Mi cuerpo pedía, a gritos, que fuese a descansar.
Me despedí de todos y fui a dormir al departamento que alquilaba. Me costó conciliar el sueño. 
Al día siguiente caminé por la playa. Intenté poner en orden mi mente.
No podía entender lo que estaba pasando. Fui a Necochea buscando claridad y lo único que obtuve fue una confusión descomunal. Mi mundo racional se estaba despedazando. 
Una puerta a lo desconocido comenzaba a abrirse. El camino que mostraba no parecía ser sencillo. La frase “tres años duros” resonaba, una y otra vez, en mi interior.
Hasta que en un determinado momento comprendí que el hecho de que fuesen duros no implicaría, necesariamente, que estuviesen teñidos de infelicidad. De todos modos, me sentía intranquilo. Sabía que lo acontecido no era producto de la casualidad, sino de la causalidad. 
Los acontecimientos sucedieron de manera sincrónica: la necesidad interna de ir para Semana Santa a Necochea, el encuentro con la mujer, la invitación a ir al sitio sobre el que unos meses antes había leído, aprender a usar la doble tracción horas antes de manejar por los médanos… 
Las piezas encajaban a la perfección. Mi preocupación era producto de que las cosas no cuadraban de manera racional. ¿Quién era después de todo Aguila Blanca? ¿Y si la mujer tenía problemas mentales? Prácticamente no la conocía. 

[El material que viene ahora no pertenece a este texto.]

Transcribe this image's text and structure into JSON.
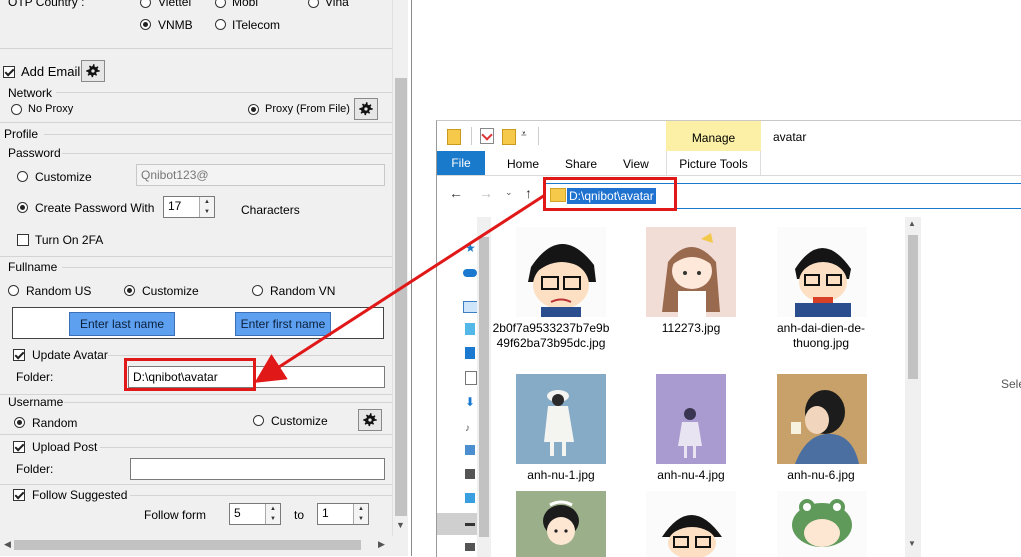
{
  "left_panel": {
    "otp": {
      "label": "OTP Country :",
      "options": [
        "Viettel",
        "Mobi",
        "Vina",
        "VNMB",
        "ITelecom"
      ],
      "selected": "VNMB"
    },
    "add_email": {
      "label": "Add Email",
      "checked": true
    },
    "network": {
      "title": "Network",
      "no_proxy": "No Proxy",
      "proxy_file": "Proxy (From File)",
      "selected": "Proxy (From File)"
    },
    "profile": {
      "title": "Profile",
      "password": {
        "title": "Password",
        "customize_label": "Customize",
        "customize_value": "Qnibot123@",
        "create_label": "Create Password With",
        "length_value": "17",
        "characters_label": "Characters",
        "twofa_label": "Turn On 2FA",
        "selected": "Create Password With"
      },
      "fullname": {
        "title": "Fullname",
        "random_us": "Random US",
        "customize": "Customize",
        "random_vn": "Random VN",
        "selected": "Customize",
        "last_name_btn": "Enter last name",
        "first_name_btn": "Enter first name"
      },
      "avatar": {
        "label": "Update Avatar",
        "checked": true,
        "folder_label": "Folder:",
        "folder_value": "D:\\qnibot\\avatar"
      },
      "username": {
        "title": "Username",
        "random": "Random",
        "customize": "Customize",
        "selected": "Random"
      },
      "upload_post": {
        "label": "Upload Post",
        "checked": true,
        "folder_label": "Folder:",
        "folder_value": ""
      },
      "follow": {
        "label": "Follow Suggested",
        "checked": true,
        "from_label": "Follow form",
        "from_value": "5",
        "to_label": "to",
        "to_value": "1"
      }
    }
  },
  "explorer": {
    "manage_tab": "Manage",
    "title": "avatar",
    "ribbon_tabs": [
      "File",
      "Home",
      "Share",
      "View"
    ],
    "picture_tools": "Picture Tools",
    "address": "D:\\qnibot\\avatar",
    "select_hint": "Sele",
    "files": [
      {
        "name": "2b0f7a9533237b7e9b49f62ba73b95dc.jpg"
      },
      {
        "name": "112273.jpg"
      },
      {
        "name": "anh-dai-dien-de-thuong.jpg"
      },
      {
        "name": "anh-nu-1.jpg"
      },
      {
        "name": "anh-nu-4.jpg"
      },
      {
        "name": "anh-nu-6.jpg"
      },
      {
        "name": ""
      },
      {
        "name": ""
      },
      {
        "name": ""
      }
    ]
  },
  "colors": {
    "accent_red": "#e01818",
    "ribbon_blue": "#1979ca",
    "manage_yellow": "#fbf0a6",
    "button_blue": "#5ea0f0"
  }
}
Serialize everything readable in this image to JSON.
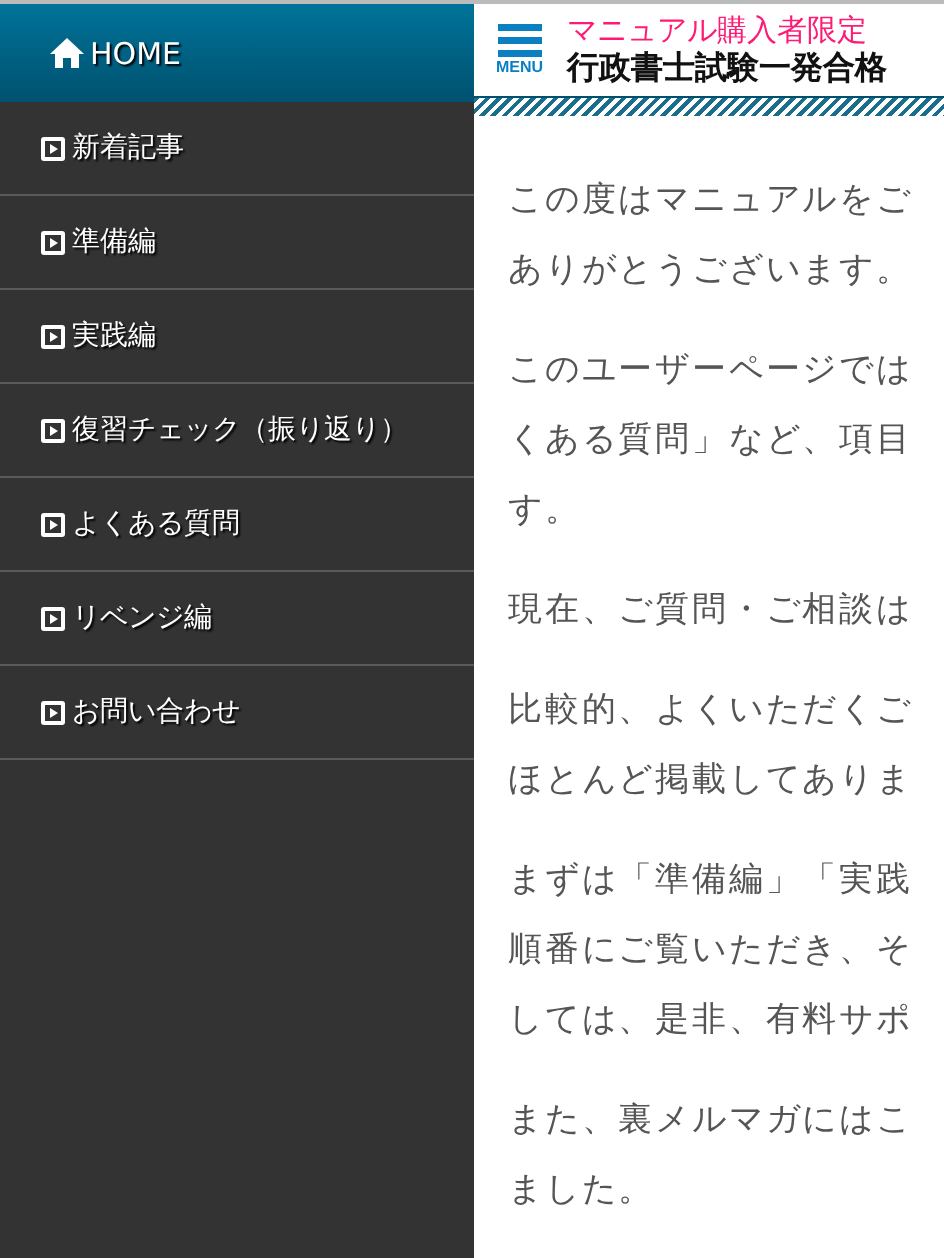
{
  "sidebar": {
    "items": [
      {
        "label": "HOME",
        "kind": "home",
        "selected": true
      },
      {
        "label": "新着記事",
        "kind": "page",
        "selected": false
      },
      {
        "label": "準備編",
        "kind": "page",
        "selected": false
      },
      {
        "label": "実践編",
        "kind": "page",
        "selected": false
      },
      {
        "label": "復習チェック（振り返り）",
        "kind": "page",
        "selected": false
      },
      {
        "label": "よくある質問",
        "kind": "page",
        "selected": false
      },
      {
        "label": "リベンジ編",
        "kind": "page",
        "selected": false
      },
      {
        "label": "お問い合わせ",
        "kind": "page",
        "selected": false
      }
    ]
  },
  "header": {
    "menu_label": "MENU",
    "tagline": "マニュアル購入者限定",
    "title": "行政書士試験一発合格"
  },
  "paragraphs": [
    [
      "この度はマニュアルをご",
      "ありがとうございます。"
    ],
    [
      "このユーザーページでは",
      "くある質問」など、項目",
      "す。"
    ],
    [
      "現在、ご質問・ご相談は"
    ],
    [
      "比較的、よくいただくご",
      "ほとんど掲載してありま"
    ],
    [
      "まずは「準備編」「実践",
      "順番にご覧いただき、そ",
      "しては、是非、有料サポ"
    ],
    [
      "また、裏メルマガにはこ",
      "ました。"
    ]
  ]
}
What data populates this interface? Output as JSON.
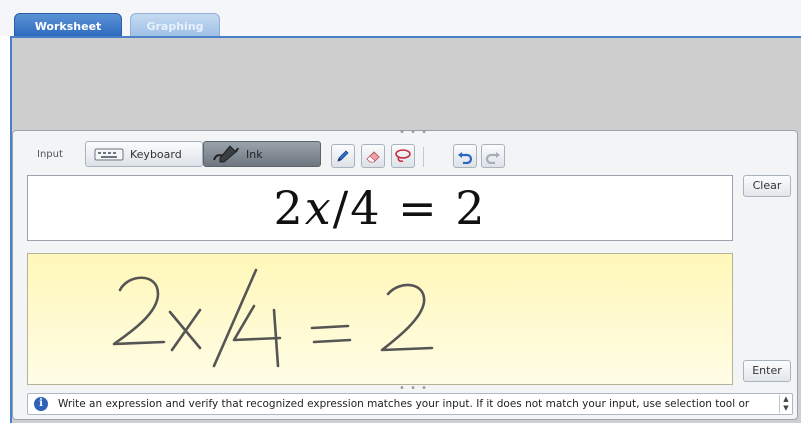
{
  "tabs": [
    {
      "label": "Worksheet",
      "active": true
    },
    {
      "label": "Graphing",
      "active": false
    }
  ],
  "toolbar": {
    "input_label": "Input",
    "keyboard_label": "Keyboard",
    "ink_label": "Ink",
    "tools": [
      "pen-icon",
      "eraser-icon",
      "lasso-select-icon",
      "undo-icon",
      "redo-icon"
    ]
  },
  "display": {
    "expression": "2x/4 = 2",
    "parts": {
      "a": "2",
      "var": "x",
      "b": "/4 = 2"
    }
  },
  "buttons": {
    "clear": "Clear",
    "enter": "Enter"
  },
  "ink_area": {
    "handwriting": "2x/4=2"
  },
  "status": {
    "message": "Write an expression and verify that recognized expression matches your input. If it does not match your input, use selection tool or"
  },
  "colors": {
    "active_tab": "#2f6bbf",
    "ink_background": "#fff7b8",
    "info_icon": "#2e62b8",
    "frame": "#cfcfcf"
  }
}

Era la segunda vez, en mi vida, que la veía. 
Sin embargo, recapacité que fue mi intención de concretar el proyecto del parque temático quien me la había puesto en el camino. Así que decidí suponer que, tal vez, lo que estaba sucediendo obedecía a un orden subyacente que todavía no podía vislumbrar, por estar muy apegado a mi mente.
Una señal por demás evidente
No tenía más ganas de permanecer en Necochea.
Me quedaban nueve días de alquiler pago, pero decidí retornar a Olavarría. Necesitaba del clima familiar, para sentir que mi vida seguía transitando por carriles normales. Una vez en la ruta, mientras manejaba, intenté ser claro con lo que me pasaba, así que tomé coraje y hablé en voz alta. Sin saber a quién dirigirme, expresé: “No sé cómo son las señales, ni tampoco de qué manera se manifiestan, pero si ustedes quieren que realmente vaya al Monasterio Trapense, demuéstrenmelo de alguna manera clara. Que no me queden dudas. Soy duro para darme cuenta de las cosas, así que esfuércense. No sé… que aparezca un arco iris sobre el lugar… hagan lo que se les ocurra, no me corresponde a mí decirles cómo tienen que hacerlo”. Hablando de ese modo me sentí como si fuese un desquiciado, pero de alguna manera me tenía que desahogar. Me reí de la estupidez que había hecho, porque, a través de mi forma de hablar, estaba dando crédito a que existían entidades operando tras bambalinas. Para tratar de olvidar, puse la música bien fuerte y me concentré en la ruta y en la letra de las canciones. Me faltaban recorrer 290 kilómetros. Grande fue mi sorpresa cuando, al llegar a la ciudad de Azul, el primer cartel que vi sobre la ruta decía “Monasterio Trapense”. “Esta no es una señal, se trata de un simple cartel. 
Fue casualidad. Quiero algo que no me deje ninguna duda”, dije nervioso y seguí conduciendo. En un determinado momento sentí que estaba manejando en dirección a Buenos Aires. “No puede ser –me dije–, porque para ir hacia Capital Federal debía haber pasado por una rotonda y no vi nada”. Seguí un poco más, pero la sensación de estar manejando en la dirección equivocada fue tan fuerte que detuve la marcha de la camioneta sobre un costado de la ruta y le pregunté a un hombre si estaba yendo bien. 
Su respuesta me dio escalofrío: “No, pibe, te pasaste, volvé unos kilómetros y te vas a cruzar con una rotonda”. No lo podía creer. Pero mayor fue mi sorpresa cuando giré la camioneta hacia el carril contrario, para retomar el camino. Justo en ese lugar, en la banquina, había un cartel color verde que decía “Monasterio Trapense, kilómetro 241”. Se me erizaron los pelos y mi corazón se aceleró. Dos, más cuatro, más uno, da como resultado siete. 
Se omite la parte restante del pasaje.